Herr Regener, es gab im vergangenen Jahr eine Debatte nach ihrer sogenannten Wutrede zum Thema Gema und Verwertungsrechte. Welche Reaktionen haben Sie darauf erhalten?

Regener: Was mich damals genervt hat war, dass alle so taten als wenn ... Es ist ja so: Ich habe keine Problem mit dem Internet, ist mir alles wurst. Ich habe auch kein Problem damit, dass man sich mal Sachen umsonst besorgt. Es gibt aber eine Grenze zum Asozialen, eine unsichtbare Linie. Die wird meiner Ansicht nach zu oft überschritten, ist ja auch nicht so schlimm. Aber dann soll man nicht auch noch so tun, als ob das irgendwie toll wäre. Das hat mich genervt, vor allem die Leute, die diese asoziale Haltung propagiert haben, oder auch Urheberrecht für alle.
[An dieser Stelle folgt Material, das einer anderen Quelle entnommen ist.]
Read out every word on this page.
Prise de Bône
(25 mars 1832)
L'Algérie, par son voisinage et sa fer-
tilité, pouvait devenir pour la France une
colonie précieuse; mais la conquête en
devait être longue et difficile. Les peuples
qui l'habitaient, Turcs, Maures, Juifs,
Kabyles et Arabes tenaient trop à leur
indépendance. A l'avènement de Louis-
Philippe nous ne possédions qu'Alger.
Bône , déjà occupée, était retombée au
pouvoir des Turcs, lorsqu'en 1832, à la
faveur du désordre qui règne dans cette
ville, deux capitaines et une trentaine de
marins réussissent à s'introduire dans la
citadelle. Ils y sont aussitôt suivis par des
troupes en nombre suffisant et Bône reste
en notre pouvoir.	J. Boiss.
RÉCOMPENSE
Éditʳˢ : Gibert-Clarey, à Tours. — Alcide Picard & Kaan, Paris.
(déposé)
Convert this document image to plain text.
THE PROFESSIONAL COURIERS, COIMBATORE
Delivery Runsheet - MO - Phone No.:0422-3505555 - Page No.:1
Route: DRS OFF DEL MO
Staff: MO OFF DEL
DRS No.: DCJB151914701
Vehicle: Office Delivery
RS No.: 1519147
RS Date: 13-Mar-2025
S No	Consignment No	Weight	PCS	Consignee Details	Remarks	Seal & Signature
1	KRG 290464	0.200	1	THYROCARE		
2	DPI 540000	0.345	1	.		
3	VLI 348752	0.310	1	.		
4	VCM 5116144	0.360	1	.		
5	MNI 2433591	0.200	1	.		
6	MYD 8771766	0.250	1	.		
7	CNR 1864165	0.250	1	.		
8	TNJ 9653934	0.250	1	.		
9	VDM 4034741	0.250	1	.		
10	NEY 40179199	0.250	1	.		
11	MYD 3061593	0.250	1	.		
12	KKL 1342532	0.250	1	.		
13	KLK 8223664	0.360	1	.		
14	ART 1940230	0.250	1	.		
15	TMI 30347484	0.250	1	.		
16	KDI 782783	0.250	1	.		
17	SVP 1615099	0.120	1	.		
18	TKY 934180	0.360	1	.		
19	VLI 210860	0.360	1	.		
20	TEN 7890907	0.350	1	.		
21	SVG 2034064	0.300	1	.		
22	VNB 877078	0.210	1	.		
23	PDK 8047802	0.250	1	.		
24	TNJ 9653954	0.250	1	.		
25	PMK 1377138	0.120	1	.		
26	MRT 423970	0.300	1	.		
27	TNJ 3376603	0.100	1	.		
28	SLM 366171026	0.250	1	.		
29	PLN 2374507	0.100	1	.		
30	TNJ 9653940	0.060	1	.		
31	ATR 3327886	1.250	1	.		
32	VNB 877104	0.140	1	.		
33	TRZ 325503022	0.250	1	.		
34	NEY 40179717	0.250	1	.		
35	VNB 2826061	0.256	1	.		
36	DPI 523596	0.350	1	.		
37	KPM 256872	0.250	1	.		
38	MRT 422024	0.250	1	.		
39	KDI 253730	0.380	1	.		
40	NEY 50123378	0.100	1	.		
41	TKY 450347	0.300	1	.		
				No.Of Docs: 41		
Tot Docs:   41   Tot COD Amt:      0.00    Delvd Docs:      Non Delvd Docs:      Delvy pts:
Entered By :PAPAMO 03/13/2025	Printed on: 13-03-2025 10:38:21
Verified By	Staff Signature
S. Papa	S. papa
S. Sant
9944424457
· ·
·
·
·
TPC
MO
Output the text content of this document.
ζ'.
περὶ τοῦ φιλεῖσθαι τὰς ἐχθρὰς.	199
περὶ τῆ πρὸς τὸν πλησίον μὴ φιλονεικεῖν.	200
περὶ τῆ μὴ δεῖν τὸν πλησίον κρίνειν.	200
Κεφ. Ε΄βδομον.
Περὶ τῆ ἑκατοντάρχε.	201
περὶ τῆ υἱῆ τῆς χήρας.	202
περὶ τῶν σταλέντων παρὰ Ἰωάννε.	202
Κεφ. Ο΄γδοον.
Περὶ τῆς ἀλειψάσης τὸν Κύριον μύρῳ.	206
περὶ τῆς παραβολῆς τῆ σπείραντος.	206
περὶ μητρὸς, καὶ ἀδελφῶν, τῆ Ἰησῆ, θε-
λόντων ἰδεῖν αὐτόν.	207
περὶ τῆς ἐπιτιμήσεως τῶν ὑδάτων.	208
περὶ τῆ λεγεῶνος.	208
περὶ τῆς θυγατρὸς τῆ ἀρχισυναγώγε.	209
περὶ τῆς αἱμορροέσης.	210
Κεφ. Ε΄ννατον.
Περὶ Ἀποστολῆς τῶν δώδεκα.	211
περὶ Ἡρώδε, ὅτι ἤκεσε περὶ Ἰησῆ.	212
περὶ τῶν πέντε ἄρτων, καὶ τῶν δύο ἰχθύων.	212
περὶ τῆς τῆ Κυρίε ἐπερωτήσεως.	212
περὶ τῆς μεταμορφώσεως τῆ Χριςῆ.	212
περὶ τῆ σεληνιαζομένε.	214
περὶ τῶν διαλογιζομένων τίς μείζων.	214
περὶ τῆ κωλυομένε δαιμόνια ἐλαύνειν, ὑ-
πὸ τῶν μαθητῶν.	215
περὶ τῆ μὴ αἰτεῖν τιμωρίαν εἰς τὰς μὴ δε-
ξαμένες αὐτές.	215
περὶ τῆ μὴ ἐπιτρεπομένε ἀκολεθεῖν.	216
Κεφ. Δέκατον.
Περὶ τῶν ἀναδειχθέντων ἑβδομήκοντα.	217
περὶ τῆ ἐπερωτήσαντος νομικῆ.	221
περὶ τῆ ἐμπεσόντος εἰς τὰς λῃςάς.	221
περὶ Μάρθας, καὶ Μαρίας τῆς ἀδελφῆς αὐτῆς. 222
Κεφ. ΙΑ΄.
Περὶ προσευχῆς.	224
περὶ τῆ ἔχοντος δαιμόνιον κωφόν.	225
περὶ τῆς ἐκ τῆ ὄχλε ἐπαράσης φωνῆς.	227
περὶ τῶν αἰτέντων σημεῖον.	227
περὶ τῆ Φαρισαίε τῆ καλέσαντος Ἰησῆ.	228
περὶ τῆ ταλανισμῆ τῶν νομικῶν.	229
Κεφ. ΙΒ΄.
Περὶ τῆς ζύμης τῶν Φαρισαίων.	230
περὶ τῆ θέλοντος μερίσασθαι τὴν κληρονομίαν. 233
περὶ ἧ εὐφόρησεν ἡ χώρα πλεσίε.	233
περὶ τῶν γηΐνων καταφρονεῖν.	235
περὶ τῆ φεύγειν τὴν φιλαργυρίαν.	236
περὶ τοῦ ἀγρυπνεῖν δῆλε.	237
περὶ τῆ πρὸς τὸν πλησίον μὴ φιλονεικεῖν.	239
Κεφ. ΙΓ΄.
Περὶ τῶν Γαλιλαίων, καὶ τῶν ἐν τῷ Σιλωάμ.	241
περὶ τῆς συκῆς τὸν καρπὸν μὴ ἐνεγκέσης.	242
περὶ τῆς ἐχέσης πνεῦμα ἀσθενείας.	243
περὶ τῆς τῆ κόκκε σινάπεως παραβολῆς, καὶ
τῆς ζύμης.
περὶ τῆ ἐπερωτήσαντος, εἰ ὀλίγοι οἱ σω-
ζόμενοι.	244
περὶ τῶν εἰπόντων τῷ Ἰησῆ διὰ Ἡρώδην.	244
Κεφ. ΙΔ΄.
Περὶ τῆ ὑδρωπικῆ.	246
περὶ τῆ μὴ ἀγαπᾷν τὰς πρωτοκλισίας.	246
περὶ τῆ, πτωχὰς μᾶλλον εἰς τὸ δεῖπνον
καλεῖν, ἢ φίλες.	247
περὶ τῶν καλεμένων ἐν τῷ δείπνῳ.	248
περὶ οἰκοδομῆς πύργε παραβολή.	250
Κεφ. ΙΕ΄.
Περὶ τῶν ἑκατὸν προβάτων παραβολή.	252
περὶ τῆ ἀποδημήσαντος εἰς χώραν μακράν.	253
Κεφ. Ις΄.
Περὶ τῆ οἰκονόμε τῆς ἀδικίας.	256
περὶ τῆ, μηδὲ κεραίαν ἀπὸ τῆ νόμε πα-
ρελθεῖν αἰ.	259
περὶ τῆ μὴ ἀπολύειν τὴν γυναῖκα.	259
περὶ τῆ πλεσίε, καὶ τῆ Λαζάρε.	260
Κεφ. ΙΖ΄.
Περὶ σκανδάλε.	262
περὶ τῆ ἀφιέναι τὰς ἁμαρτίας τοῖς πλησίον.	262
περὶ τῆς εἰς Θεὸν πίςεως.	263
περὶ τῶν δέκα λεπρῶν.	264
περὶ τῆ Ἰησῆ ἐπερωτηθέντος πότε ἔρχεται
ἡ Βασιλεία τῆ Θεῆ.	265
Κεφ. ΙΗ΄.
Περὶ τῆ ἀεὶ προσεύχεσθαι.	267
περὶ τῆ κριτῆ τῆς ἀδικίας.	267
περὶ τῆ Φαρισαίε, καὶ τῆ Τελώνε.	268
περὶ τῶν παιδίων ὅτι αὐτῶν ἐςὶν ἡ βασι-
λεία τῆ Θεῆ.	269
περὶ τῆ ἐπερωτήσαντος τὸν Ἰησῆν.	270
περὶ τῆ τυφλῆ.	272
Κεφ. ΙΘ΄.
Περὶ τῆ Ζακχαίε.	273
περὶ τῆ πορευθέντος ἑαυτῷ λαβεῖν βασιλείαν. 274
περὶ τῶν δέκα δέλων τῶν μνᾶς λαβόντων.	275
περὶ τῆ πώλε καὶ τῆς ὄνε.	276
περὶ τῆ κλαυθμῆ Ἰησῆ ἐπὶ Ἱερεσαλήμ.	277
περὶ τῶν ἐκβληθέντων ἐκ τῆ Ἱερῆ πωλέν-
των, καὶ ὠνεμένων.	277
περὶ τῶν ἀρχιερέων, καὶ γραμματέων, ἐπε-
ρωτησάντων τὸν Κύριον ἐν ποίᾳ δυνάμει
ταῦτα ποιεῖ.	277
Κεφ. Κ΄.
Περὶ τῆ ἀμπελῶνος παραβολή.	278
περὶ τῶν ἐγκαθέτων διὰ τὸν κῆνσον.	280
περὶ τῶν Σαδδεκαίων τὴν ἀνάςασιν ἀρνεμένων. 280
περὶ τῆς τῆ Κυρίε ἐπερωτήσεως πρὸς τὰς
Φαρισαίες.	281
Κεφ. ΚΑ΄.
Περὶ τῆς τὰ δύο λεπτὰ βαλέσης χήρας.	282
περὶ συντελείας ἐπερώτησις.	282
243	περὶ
Dass so getan wurde, als habe man nichts gegen die Künstler, sondern einzig gegen die Plattenfirmen. Das hat mich geärgert, weil wir damit ja zu Idioten erklärt werden. Und wir sind ja keine Idioten, wir machen die Verträge mit den Firmen ja nicht, weil wir doof sind, sondern weil das eine große Möglichkeit ist, die Sache auszuwerten. Und deshalb soll man nicht so tun, als wenn man uns nicht genauso damit an den Karren fährt. Was natürlich der Fall ist. Das ist der entscheidende Punkt: Es geht hier nicht um Verlogenheit, sondern um Heuchelei.

Es war an der Zeit, das einmal auszusprechen, weil es ja auch etwas damit zu tun hat, wie die Gesellschaft insgesamt mit Künstlern und mit Kunst umgeht. Und inwieweit sie bereit ist, dafür zu zahlen oder der Meinung ist, das müssten andere für sie tun. Der Steuerzahler oder sonstwer. Oder die, die sich das noch richtig legal runterladen oder kaufen. Ich glaube, dass diese ganzen Entschuldigungen nur vorgeschoben sind, aber das ist ein ganz banaler Standpunkt. Ich habe viele Musiker gesprochen, die gesagt haben: Ja, gut, dass das mal einer gesagt hat. Aber Bock hat da keiner groß drauf, ich auch nicht. Denn im Grunde geht es darum, wie man sich selber verhält. Und da sollte sich einfach jeder genau überlegen, ob das, was er macht, richtig ist oder bis wohin es vertretbar ist und wo nicht mehr. So seh ich das.